Tag Archives: roof system

Overhead Crane

OK, I was web surfing again! My wife thinks I spend all of my time on the ‘net Facebooking….well, I actually do some real research.

I found this post recently on www.garagejournal.com, in reference to a comparison between all steel and post frame (pole) buildings. The poster cited this as why he regrets not having constructed an all steel building for himself:

The down side for me was not being able to spec the building with an overhead crane supported by the trusses. If I went with steel I’d have a five ton overhead in my shop right now. I really regret that”.

Hoist Mounted To Wood TrussesShaking the dust off from my prefabricated wood roof truss designer’s hat (I have owned my own truss plants from another life), I can assure the writer he was sadly misinformed. There were numerous times I designed a roof truss system to support suspended crane loads.

Take this example, a 50 foot span pole building, with doubled (two ply) trusses spaced every 12 feet. Adding a five ton load to these trusses would be the equivalent of under 17 psf (pounds per square foot) of load being added. Highly doable. The truss designer would need to know where on the trusses the load would be supported, and then they can be designed accordingly. With very wide spans, or high loads, increasing to a three ply truss, from a double, may be required.

More often than not, overhead crane systems in pole buildings are supported from the wall columns. The columns are very strong in compression (downward load) and the connection of a crane system to the columns can be done relatively easily.

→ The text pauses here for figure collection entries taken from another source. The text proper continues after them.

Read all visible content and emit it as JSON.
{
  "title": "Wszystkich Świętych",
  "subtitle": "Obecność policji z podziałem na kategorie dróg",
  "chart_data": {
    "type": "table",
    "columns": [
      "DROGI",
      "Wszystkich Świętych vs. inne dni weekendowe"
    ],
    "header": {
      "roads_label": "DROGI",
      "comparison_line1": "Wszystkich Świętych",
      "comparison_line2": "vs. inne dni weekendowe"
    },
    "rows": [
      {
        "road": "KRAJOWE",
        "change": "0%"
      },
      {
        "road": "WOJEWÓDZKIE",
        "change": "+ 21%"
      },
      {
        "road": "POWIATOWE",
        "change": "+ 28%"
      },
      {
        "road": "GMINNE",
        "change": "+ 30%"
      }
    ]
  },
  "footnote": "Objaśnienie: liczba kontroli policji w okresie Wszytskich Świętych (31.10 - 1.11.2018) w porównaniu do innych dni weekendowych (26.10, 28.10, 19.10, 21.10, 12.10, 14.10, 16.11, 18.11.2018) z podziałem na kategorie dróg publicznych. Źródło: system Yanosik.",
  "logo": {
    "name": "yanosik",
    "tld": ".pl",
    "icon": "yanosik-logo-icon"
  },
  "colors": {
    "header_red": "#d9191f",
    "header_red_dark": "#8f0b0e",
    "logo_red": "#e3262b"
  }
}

The cautions would be to make sure the system (both building and crane attachments) are designed by a RDP (Registered Design Professional – an architect or engineer) and the column footing diameters are increased appropriately to account for the added weight of the system.

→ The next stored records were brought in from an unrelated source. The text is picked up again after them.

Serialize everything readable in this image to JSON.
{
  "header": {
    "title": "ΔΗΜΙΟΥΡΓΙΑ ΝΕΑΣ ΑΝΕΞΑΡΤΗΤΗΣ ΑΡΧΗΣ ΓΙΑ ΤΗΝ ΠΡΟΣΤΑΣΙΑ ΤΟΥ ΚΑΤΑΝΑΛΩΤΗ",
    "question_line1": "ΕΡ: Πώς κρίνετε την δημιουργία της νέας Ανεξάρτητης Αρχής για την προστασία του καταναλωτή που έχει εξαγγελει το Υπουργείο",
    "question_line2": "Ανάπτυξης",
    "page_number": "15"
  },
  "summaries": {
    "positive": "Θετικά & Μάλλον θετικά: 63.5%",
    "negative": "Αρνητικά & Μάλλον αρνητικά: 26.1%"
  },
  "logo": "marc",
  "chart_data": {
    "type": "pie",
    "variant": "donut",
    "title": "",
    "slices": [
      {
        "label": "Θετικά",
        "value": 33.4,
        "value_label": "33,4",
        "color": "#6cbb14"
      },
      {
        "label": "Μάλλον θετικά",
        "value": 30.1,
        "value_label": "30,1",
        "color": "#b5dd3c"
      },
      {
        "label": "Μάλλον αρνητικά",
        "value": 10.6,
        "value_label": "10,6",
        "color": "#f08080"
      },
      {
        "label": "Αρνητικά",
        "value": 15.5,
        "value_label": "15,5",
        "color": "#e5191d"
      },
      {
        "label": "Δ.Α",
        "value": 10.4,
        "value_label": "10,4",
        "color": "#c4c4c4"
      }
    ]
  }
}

With truly informed experts on the design side of the equation, almost anything can be done with a pole building, and usually at a more reasonable cost than other alternatives.

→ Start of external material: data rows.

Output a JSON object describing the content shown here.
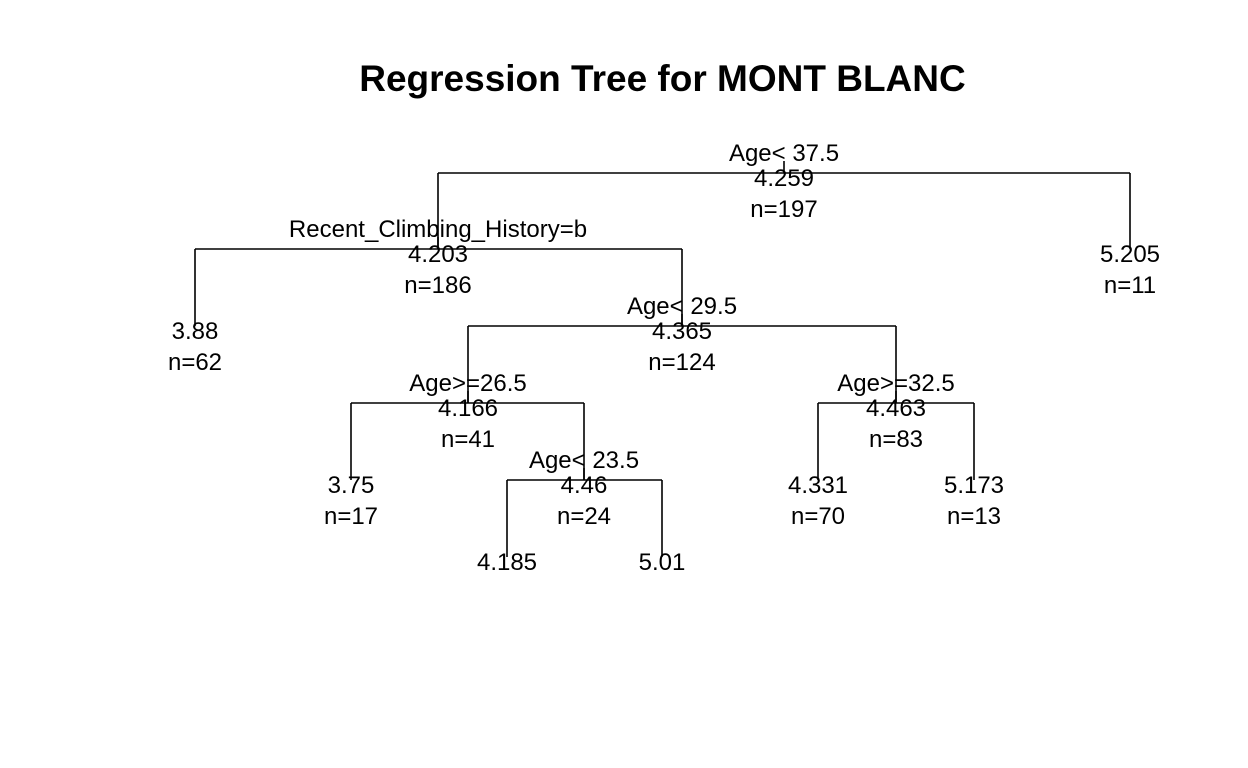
{
  "title": "Regression Tree for MONT BLANC",
  "tree": {
    "nodes": [
      {
        "id": "root",
        "split": "Age< 37.5",
        "value": "4.259",
        "n": "n=197"
      },
      {
        "id": "n2",
        "split": "Recent_Climbing_History=b",
        "value": "4.203",
        "n": "n=186"
      },
      {
        "id": "n3",
        "split": "",
        "value": "5.205",
        "n": "n=11"
      },
      {
        "id": "n4",
        "split": "",
        "value": "3.88",
        "n": "n=62"
      },
      {
        "id": "n5",
        "split": "Age< 29.5",
        "value": "4.365",
        "n": "n=124"
      },
      {
        "id": "n10",
        "split": "Age>=26.5",
        "value": "4.166",
        "n": "n=41"
      },
      {
        "id": "n11",
        "split": "Age>=32.5",
        "value": "4.463",
        "n": "n=83"
      },
      {
        "id": "n20",
        "split": "",
        "value": "3.75",
        "n": "n=17"
      },
      {
        "id": "n21",
        "split": "Age< 23.5",
        "value": "4.46",
        "n": "n=24"
      },
      {
        "id": "n22",
        "split": "",
        "value": "4.331",
        "n": "n=70"
      },
      {
        "id": "n23",
        "split": "",
        "value": "5.173",
        "n": "n=13"
      },
      {
        "id": "n42",
        "split": "",
        "value": "4.185",
        "n": ""
      },
      {
        "id": "n43",
        "split": "",
        "value": "5.01",
        "n": ""
      }
    ],
    "edges": [
      [
        "root",
        "n2"
      ],
      [
        "root",
        "n3"
      ],
      [
        "n2",
        "n4"
      ],
      [
        "n2",
        "n5"
      ],
      [
        "n5",
        "n10"
      ],
      [
        "n5",
        "n11"
      ],
      [
        "n10",
        "n20"
      ],
      [
        "n10",
        "n21"
      ],
      [
        "n11",
        "n22"
      ],
      [
        "n11",
        "n23"
      ],
      [
        "n21",
        "n42"
      ],
      [
        "n21",
        "n43"
      ]
    ]
  }
}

Collateral Loads and Why They Matter

Collateral loads are additional dead loads hung from the building, such as sprinkler systems; drop ceilings, HVAC equipment, lighting etc. These are the loads which are most often overlooked or neglected in the design of a new pole building. Many times, it is just no one having made the client aware. Most building sales people and even designers and engineers, do not go beyond present day use to discuss what the building may be used for in the future.

Generally, the actually dead load weight of roof truss bottom chords and the minimal lateral bracing needed to restrain them from movement is about one-half of a pound, per square foot (psf). Most pole building trusses are designed using a one psf load, which will allow for the weight of standard electrical wiring and lights. As an example, for a 30’ x 40’ building approximately 600 pounds of wiring and lighting could be evenly distributed across the roof truss bottom chords, without the need to increase the load carrying capacity.

The Metal Building Manufacturers Association (MBMA) Low Rise Systems Manual recommends the following collateral loads, per square foot:
Sprinkler system – dry 1.5  wet  3
Ceilings – Suspended Acoustical Fiber 1
Gypsum Board – 1/2″ 2 – 5/8″ 3
Lighting 0.1 to 1
HVAC Ducts 1

2×6 ceiling joists at two foot on center will add about ¾ psf.

These loads are cumulative. If you have more than one, you add them together. In most cases, a ceiling load of 5 psf will be adequate to handle a layer of 5/8″ drywall, ceiling joists and blown in insulation.

Many of us are packrats. We accumulate “stuff” and the space in the trusses looks like a good place to put it.  When I first visited the home of my now bride of 12 years, I took one look “up” in her garage and quickly ran for cover!  The trusses just weren’t designed for the “stuff” she had stored up there.  Her defiant assertion of “if it ain’t broke…” finally gave way to “ok, if you insist” and we cleaned it all out…ten years later!

The International Building Codes have a provision to add 20 psf of live load onto the bottom chord of trusses where a box 42” tall and 24” in width would fit between the top and bottom chords of prefabricated roof trusses, in areas where a truss web would not interfere. This same provision mandates an increase in the bottom chord dead load to 10 psf.

The roof system of your new building is not a place to become penny wise and pound foolish. Overloading a roof system, beyond its design capacity, can result in catastrophic failure.

Planning a new building? Discuss not only your future needs, but also what other owners of your building might do with the building, with your Building Designer.

Some folks are pushing budget just to get the basic building but have plans for future interior build out. From a liability position, the building owner bears the risk if ordering a building which assumes no collateral loads, then later turns it into living space with joists, drywall and insulation.

Always look towards solving future needs. It is fairly inexpensive to add ceiling loading to trusses, and saves a world of potential grief later.